Hi,
The platform tutorial mentions that in very large scenes, its useful to hide far objects, because culling them out each frame is expensive.
I tried implementing this method in the following way :
- Created layers for my objects and 3 visibility layers.
- Created three children on the camera, giving them each of the visibility layer, with a sphere collider of different sizes.
- Used the collision matrix to control which object layers become visible at which distance
- Attached a script to the spheres that enables object renderers on OnTriggerEnter, and disables the renderers in OnTriggerExit.

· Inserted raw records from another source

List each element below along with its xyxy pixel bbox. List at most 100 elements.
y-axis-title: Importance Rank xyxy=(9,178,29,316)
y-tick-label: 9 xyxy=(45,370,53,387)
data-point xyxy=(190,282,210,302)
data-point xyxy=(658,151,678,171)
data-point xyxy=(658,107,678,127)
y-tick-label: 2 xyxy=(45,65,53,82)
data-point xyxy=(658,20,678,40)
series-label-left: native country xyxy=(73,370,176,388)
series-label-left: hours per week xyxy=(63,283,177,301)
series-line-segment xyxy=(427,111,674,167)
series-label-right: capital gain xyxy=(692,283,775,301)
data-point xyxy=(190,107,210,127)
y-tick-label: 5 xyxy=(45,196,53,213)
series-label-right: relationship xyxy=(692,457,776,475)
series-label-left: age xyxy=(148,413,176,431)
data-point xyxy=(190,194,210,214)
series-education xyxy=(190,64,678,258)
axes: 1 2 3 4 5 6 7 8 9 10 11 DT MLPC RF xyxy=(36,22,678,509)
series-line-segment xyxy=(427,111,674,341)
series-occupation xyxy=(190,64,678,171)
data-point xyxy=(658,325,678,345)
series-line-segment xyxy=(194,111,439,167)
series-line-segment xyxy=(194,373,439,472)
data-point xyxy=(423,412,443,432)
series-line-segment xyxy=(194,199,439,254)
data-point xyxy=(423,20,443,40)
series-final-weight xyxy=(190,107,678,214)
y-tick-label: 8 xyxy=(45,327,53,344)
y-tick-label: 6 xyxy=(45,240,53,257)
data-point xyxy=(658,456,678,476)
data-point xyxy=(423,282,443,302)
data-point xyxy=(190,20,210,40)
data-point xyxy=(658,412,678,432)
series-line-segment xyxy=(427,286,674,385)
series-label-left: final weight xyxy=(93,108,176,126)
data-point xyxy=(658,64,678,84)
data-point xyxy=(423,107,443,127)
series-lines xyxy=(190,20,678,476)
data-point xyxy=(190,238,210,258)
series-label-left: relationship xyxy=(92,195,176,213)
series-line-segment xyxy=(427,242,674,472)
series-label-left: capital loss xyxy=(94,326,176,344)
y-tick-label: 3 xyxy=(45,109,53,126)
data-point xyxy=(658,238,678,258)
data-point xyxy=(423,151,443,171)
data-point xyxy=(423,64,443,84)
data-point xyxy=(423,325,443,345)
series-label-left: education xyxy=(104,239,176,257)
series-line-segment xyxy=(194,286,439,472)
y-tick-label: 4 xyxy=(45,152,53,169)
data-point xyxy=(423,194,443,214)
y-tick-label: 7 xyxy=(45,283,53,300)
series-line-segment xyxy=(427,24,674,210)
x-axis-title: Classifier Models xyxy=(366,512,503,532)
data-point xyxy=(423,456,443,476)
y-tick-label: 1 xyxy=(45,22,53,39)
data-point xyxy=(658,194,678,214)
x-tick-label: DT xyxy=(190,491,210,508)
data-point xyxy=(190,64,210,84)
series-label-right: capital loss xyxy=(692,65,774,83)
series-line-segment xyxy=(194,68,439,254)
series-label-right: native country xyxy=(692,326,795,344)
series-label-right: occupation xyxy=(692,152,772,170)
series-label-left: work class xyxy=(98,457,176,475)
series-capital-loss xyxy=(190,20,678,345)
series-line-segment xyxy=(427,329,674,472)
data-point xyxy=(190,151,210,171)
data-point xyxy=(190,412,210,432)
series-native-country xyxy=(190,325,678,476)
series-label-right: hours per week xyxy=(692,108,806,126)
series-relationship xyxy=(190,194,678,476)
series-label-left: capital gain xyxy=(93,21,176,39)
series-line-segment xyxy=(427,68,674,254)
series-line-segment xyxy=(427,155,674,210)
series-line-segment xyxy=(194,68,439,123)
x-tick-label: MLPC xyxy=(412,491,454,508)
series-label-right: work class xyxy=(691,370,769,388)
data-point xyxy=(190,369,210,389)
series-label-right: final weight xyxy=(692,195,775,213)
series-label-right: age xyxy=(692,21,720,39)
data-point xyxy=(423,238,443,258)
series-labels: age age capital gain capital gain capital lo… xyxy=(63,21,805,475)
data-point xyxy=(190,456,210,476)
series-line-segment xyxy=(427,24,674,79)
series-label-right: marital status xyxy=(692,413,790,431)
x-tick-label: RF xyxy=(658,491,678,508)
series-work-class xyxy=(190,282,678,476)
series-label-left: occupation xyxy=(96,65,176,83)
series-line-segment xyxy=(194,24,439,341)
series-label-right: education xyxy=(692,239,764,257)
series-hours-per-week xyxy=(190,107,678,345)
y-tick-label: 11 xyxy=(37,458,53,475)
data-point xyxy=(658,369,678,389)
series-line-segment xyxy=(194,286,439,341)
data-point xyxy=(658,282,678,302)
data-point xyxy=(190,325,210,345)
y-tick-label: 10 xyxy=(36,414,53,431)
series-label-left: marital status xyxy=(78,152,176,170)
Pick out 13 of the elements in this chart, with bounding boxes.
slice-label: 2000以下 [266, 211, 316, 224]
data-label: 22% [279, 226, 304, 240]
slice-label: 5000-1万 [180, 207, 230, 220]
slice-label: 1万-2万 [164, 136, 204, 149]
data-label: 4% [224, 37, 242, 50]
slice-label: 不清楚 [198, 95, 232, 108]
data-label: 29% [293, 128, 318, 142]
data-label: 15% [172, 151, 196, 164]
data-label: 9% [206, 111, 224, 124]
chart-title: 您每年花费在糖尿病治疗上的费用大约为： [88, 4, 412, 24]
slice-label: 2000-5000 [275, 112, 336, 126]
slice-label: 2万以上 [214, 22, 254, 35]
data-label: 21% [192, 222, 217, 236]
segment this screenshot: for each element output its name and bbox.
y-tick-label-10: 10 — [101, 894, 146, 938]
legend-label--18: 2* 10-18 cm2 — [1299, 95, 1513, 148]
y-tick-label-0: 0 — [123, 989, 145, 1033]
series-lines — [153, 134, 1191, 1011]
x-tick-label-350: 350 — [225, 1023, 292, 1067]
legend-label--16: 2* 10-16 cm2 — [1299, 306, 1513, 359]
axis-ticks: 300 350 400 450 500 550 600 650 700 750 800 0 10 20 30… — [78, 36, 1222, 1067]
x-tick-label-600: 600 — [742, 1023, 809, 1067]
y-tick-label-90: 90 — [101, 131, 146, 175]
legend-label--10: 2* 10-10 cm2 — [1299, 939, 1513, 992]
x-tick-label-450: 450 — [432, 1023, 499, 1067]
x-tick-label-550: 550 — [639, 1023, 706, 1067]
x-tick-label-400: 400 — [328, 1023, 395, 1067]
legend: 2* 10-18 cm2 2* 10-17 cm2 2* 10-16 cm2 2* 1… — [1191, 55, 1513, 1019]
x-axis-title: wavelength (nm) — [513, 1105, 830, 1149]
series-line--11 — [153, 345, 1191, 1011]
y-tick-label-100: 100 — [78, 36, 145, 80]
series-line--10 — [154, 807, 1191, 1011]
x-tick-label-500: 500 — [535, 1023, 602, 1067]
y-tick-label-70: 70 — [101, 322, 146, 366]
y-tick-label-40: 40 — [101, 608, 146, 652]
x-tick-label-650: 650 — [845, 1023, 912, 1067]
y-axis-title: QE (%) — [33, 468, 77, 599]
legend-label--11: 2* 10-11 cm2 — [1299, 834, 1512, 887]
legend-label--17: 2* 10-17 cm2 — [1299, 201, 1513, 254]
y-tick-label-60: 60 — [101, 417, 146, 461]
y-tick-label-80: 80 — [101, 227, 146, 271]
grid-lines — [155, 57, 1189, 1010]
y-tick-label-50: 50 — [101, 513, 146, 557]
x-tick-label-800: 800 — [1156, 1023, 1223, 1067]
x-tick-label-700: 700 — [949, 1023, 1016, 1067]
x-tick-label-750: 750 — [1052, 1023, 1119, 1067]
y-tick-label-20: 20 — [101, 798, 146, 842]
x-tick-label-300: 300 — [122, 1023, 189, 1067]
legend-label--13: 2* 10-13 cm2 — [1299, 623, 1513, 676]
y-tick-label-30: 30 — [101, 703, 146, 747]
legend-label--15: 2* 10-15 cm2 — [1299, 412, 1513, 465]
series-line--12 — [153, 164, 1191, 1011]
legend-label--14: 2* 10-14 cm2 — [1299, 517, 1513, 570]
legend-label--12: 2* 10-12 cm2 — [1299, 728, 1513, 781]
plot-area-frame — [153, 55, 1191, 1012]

Also, in the beginning of the scene, all objects have their renderers disabled.
So, when an object enters its visible range, I’ll get the OnTriggerEnter and enable its renderer, and the parallel thing when leaving the range.
The problem is : I need to attach a rigidbody to the spheres or I don’t get the trigger messages. When I do that, my performance gets a huge hit - Physics.Simulate takes about 50% of the frame time (up from 6-8% before this technique).
I tried doing it the other way around - attaching rigidbodies to the objects in the scene, but then I didn’t get the trigger events in the right places. (According to Unity - Manual: Mesh collider component reference I should get triggers, but I don’t)
Does anyone know if this trick can be performed in large scenes without paying a big performance hit in Physics.Simulate? Are there any other methods?